Katie Haggerty runs Quarter Moon Imports, a gift shop in Tallahassee. She says Black Friday is the start of the Christmas season, a crucial time for her business.
"People come to us throughout the entire year for birthday gifts and different holiday gifts, like Valentine's Day and stuff like that, but Christmas season is a huge gift-giving season, so that's our major time," Haggerty says.
Her business closed for about a month and a half due to a pandemic lockdown, resulting in a significant sales drop.
"And then when we opened back up, everybody was still staying safe at home, that was a really difficult time for us financially, but we got through it," Haggerty says.
She's now preparing for Black Friday. Haggerty hopes to cut down on crowds by offering deals throughout the Black Friday weekend.

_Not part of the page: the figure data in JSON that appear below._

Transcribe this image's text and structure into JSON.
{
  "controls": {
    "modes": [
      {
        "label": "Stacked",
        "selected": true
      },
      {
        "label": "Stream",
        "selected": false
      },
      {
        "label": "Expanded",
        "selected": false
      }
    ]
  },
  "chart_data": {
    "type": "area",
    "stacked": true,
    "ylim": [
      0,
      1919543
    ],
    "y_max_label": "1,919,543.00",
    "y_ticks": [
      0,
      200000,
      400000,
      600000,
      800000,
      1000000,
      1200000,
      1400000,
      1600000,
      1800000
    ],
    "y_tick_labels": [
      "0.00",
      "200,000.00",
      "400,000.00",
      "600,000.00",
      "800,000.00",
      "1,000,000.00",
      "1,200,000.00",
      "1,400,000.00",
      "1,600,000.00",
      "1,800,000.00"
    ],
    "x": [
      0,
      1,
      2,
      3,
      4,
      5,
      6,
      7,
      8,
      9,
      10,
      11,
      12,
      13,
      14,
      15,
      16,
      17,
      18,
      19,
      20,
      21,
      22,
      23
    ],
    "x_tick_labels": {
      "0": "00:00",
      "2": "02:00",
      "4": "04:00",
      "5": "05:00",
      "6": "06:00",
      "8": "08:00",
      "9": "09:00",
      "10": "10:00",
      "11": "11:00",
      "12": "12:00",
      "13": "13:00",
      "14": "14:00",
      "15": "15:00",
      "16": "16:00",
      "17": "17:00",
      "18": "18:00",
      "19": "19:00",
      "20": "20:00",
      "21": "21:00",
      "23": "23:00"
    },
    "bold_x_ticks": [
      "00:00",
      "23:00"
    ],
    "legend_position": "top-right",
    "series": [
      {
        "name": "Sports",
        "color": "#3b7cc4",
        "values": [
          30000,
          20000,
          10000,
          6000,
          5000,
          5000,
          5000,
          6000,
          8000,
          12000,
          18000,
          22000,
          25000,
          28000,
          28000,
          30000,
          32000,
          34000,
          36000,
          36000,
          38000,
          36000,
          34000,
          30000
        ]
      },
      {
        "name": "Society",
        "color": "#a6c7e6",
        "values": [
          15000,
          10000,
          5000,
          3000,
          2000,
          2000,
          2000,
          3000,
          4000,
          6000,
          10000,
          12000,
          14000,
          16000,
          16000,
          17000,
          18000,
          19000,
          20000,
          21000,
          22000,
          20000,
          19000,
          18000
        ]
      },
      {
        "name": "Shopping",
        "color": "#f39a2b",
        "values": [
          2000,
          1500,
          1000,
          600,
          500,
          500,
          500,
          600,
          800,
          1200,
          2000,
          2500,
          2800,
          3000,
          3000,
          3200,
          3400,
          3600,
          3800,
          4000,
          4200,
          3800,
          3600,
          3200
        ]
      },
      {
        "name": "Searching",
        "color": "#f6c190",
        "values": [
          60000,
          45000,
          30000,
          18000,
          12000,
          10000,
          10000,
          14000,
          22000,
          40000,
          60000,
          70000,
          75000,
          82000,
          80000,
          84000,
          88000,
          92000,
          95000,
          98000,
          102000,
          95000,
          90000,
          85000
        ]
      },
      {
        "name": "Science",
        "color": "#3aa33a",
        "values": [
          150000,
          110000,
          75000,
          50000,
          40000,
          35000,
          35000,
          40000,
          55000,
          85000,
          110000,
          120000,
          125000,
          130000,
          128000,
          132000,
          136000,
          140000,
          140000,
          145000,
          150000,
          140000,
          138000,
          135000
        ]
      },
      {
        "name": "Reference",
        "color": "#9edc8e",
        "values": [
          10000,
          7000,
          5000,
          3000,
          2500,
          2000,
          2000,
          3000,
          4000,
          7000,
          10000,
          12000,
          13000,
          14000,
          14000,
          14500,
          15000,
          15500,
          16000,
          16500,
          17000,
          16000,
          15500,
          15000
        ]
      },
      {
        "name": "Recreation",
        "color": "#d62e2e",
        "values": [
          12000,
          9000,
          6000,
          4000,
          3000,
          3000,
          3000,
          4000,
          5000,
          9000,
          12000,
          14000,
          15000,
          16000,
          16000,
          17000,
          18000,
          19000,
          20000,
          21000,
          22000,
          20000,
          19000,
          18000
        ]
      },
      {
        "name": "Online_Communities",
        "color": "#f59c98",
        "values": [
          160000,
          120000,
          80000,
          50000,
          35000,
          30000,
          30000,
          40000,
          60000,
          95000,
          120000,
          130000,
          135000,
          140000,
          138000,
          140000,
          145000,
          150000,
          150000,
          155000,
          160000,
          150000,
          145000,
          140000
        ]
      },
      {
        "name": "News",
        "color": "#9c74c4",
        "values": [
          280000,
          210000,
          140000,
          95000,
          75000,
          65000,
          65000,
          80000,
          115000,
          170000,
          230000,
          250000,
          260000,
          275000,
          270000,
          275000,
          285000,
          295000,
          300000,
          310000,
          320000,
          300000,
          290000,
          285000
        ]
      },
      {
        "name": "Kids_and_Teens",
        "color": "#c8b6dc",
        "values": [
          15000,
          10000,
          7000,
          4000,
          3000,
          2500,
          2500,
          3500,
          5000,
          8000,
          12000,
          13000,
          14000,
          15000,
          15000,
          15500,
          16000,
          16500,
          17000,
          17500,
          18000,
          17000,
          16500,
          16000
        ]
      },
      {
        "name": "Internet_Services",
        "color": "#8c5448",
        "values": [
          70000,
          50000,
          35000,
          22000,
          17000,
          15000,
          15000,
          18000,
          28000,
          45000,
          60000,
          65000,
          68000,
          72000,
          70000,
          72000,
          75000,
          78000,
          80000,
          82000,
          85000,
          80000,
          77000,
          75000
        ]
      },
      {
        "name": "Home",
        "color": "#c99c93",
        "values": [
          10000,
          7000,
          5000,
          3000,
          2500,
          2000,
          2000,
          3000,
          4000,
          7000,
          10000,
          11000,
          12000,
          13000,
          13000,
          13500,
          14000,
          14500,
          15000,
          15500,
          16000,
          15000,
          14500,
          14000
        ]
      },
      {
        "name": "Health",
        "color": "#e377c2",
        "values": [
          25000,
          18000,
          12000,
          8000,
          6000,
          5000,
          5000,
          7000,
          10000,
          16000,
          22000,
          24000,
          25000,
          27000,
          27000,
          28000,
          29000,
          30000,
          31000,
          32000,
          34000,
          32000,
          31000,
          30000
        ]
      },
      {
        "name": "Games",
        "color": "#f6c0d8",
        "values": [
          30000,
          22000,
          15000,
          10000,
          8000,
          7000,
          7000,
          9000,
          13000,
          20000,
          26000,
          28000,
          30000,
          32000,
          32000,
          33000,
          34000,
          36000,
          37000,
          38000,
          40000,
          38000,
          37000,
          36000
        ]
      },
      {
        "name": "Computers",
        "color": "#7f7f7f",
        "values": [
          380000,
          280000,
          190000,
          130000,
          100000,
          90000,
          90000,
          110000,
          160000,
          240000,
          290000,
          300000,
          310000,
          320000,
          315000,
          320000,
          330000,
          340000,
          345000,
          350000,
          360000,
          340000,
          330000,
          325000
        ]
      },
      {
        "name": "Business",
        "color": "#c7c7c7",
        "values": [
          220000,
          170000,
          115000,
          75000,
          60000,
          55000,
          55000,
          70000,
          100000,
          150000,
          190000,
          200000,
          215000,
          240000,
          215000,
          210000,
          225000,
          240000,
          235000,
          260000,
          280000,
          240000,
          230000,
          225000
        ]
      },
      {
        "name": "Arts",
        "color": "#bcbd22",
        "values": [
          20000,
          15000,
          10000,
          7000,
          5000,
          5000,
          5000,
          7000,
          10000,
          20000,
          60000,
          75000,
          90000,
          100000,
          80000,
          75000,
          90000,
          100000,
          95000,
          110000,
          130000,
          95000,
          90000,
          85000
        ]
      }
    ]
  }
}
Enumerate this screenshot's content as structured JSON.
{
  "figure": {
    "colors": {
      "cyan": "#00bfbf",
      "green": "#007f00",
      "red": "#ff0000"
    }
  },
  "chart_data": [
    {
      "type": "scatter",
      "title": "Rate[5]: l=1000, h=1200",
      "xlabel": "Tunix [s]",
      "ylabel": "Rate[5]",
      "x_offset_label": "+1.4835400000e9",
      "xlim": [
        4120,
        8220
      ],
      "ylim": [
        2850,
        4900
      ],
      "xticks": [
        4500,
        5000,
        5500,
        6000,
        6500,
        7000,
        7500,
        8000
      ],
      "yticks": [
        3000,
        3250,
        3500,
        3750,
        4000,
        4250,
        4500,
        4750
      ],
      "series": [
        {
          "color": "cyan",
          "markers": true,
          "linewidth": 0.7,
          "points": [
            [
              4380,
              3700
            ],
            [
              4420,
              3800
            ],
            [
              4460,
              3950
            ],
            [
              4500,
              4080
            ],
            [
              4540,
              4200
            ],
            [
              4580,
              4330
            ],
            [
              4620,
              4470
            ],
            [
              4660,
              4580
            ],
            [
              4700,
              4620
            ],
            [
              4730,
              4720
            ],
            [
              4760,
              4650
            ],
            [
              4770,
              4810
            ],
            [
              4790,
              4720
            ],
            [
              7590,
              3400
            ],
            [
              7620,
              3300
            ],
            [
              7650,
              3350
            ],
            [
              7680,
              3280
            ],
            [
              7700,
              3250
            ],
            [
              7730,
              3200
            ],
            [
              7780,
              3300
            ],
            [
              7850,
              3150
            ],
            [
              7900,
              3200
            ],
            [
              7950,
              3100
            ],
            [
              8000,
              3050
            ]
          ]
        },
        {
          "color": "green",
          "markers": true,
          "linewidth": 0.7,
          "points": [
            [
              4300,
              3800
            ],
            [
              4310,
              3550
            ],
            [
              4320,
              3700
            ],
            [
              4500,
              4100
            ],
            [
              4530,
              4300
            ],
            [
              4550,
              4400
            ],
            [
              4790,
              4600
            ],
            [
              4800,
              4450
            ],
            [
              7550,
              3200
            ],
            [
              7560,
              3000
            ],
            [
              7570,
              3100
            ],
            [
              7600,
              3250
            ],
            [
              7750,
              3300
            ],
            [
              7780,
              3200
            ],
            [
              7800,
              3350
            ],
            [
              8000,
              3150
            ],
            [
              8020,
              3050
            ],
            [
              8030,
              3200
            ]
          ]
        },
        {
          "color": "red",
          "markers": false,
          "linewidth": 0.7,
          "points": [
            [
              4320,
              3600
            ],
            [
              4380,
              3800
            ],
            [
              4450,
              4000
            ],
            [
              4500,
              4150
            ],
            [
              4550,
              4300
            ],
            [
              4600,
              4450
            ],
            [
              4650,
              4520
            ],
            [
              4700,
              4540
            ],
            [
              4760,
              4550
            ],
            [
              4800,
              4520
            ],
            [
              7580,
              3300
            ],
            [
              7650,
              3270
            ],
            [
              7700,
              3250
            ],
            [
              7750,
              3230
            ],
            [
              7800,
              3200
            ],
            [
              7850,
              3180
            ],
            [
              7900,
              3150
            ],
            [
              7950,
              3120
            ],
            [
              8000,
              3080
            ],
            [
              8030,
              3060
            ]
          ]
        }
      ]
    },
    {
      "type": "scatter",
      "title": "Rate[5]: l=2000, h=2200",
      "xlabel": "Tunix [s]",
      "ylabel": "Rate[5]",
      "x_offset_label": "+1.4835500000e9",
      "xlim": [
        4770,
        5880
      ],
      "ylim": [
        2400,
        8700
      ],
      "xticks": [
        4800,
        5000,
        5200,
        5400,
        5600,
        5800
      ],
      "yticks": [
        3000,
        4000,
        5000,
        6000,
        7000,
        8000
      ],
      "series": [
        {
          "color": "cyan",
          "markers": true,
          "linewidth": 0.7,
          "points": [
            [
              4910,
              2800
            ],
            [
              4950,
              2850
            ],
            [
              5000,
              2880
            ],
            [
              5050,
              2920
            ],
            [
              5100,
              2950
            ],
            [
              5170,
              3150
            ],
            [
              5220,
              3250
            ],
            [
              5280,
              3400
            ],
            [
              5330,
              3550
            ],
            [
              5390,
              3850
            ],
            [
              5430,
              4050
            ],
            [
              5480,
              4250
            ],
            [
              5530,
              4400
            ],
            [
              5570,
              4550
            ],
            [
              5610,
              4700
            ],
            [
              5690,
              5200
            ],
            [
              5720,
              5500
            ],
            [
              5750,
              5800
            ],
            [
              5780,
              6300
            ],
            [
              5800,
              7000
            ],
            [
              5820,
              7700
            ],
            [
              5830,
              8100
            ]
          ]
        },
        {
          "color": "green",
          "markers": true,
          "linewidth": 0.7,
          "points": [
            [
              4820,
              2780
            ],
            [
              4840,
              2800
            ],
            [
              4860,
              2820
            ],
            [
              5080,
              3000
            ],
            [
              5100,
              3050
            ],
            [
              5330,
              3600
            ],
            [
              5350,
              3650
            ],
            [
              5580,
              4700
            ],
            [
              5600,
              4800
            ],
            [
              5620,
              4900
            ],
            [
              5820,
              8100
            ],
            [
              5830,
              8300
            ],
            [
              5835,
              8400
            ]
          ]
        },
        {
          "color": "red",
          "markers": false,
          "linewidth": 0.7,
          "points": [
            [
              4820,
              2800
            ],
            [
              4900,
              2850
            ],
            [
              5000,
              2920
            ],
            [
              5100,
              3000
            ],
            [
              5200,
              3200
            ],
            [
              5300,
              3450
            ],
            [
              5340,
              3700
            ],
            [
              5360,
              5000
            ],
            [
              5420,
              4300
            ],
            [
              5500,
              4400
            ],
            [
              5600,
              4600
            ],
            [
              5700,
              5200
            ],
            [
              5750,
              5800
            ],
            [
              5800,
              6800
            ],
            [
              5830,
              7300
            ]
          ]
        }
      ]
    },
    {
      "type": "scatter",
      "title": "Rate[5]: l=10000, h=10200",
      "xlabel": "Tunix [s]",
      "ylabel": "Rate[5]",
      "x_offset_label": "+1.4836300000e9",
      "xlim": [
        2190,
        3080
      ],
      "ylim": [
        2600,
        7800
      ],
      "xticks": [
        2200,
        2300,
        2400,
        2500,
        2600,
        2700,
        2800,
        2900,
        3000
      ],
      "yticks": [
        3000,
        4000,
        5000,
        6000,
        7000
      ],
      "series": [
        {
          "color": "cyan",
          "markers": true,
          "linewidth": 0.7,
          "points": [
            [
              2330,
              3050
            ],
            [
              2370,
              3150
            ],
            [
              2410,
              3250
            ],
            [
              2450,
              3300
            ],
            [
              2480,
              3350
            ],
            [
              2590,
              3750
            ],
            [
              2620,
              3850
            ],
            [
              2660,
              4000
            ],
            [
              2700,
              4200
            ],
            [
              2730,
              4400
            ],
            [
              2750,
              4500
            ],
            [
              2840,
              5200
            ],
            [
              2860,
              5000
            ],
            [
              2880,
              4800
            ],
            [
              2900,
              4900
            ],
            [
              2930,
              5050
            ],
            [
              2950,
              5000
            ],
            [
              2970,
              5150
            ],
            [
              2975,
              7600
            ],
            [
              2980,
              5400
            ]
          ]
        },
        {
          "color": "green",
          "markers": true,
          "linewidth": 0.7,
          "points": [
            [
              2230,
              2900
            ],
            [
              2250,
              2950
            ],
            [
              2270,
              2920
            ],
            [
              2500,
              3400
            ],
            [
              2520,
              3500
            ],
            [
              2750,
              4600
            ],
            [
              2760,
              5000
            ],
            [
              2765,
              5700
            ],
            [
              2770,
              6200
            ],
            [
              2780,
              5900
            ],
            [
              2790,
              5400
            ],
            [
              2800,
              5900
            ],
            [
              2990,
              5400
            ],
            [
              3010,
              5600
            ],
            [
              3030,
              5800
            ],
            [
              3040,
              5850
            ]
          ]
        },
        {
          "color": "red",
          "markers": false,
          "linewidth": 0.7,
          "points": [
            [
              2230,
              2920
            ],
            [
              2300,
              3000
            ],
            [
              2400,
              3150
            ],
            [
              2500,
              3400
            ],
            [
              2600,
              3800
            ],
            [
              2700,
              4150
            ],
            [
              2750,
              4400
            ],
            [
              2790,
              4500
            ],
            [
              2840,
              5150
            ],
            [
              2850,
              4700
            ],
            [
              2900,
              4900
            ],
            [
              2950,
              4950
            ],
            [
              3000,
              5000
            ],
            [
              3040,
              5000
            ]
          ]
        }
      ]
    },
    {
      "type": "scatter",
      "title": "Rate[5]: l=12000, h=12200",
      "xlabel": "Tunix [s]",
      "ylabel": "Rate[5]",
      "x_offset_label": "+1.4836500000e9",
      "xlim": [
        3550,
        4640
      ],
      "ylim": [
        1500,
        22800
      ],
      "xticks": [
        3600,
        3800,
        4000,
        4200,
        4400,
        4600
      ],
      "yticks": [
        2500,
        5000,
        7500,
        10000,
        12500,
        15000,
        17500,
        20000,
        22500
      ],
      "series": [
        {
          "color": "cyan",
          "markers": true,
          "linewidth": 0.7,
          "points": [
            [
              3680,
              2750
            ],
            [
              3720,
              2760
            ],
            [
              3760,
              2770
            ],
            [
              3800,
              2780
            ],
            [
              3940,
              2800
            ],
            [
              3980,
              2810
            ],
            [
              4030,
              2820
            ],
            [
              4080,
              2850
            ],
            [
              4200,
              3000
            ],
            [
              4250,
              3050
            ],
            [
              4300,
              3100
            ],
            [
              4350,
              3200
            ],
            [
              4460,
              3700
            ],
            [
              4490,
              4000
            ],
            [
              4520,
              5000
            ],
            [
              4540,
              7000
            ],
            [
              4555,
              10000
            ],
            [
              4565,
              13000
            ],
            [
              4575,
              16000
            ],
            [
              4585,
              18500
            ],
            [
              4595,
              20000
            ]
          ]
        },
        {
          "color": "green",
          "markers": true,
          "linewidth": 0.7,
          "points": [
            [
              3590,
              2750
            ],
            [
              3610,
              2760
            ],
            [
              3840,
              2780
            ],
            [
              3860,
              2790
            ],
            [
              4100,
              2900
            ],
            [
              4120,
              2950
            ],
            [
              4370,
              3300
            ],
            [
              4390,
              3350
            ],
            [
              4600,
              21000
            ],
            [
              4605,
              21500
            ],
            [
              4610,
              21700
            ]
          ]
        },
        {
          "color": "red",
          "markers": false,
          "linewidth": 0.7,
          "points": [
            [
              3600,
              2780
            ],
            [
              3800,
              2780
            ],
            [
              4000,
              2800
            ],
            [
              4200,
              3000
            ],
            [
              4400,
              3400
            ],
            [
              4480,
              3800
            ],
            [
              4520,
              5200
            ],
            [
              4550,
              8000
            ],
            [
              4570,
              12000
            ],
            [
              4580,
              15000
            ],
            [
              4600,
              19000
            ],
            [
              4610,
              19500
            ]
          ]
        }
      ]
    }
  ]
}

"So, it will be Friday through Saturday and Sunday. And hopefully, having it all weekend long will relieve the stress from people trying to get there early and all at once. We're also planning on having some things outside to ease the burden of having lots of people in the store," Haggerty says.
And it's not just Haggerty extending Black Friday deals, but other businesses too. Scott Shalley is President and CEO of the Florida Retail Federation. He says some retailers are spreading sales throughout November.
"To try to attract shoppers but not have the crowded situations that we've seen in the past with traditional Black Fridays," Shalley says.
He says November and December generally account for 20% of retailer's income, but some sectors rely more heavily on those months. Shalley says pandemic-related lockdowns will make the holiday season a definitive moment for many retailers.
“There's definitely going to be some casualties as a result of the pandemic, but our retailers have proven to be really resilient, so we're hoping that that's minimal," Shalley says.
Luke Hopkins has been a consultant for First Commerce, Chick-Fil-A, and other businesses. He says there's a lot of uncertainty about whether customers will come out to stores this holiday season due to health concerns. But over the past few years, he says there's been a significant shift to online shopping for Black Friday.
"This year, you're just going to see even more of a push towards those that may be a little more reluctant to shop online or those who really got a lot of the value out of the experience shopping the day after Thanksgiving, whether it's tradition or whether it's the benefits of going in and being able to touch products or find that deal that's placed at the front of the store. I think a decent portion of that segment of the population is going to get pushed over into those who are buying more e-commerce or shopping online," Hopkins says.
He says economic hardship will also play a role in customer turnout.
"I think they're a lot of people, a lot of households asking questions about employment. And their current state of employment and if they are still employed, is that going to continue? Is that going to change? So that's going to cause some hesitation," Hopkins says.
This Black Friday could be the most important one in a long time. According to the National Federation of Independent Business in Florida, one in five small business owners think they won't be around in six months if things don't turn around soon.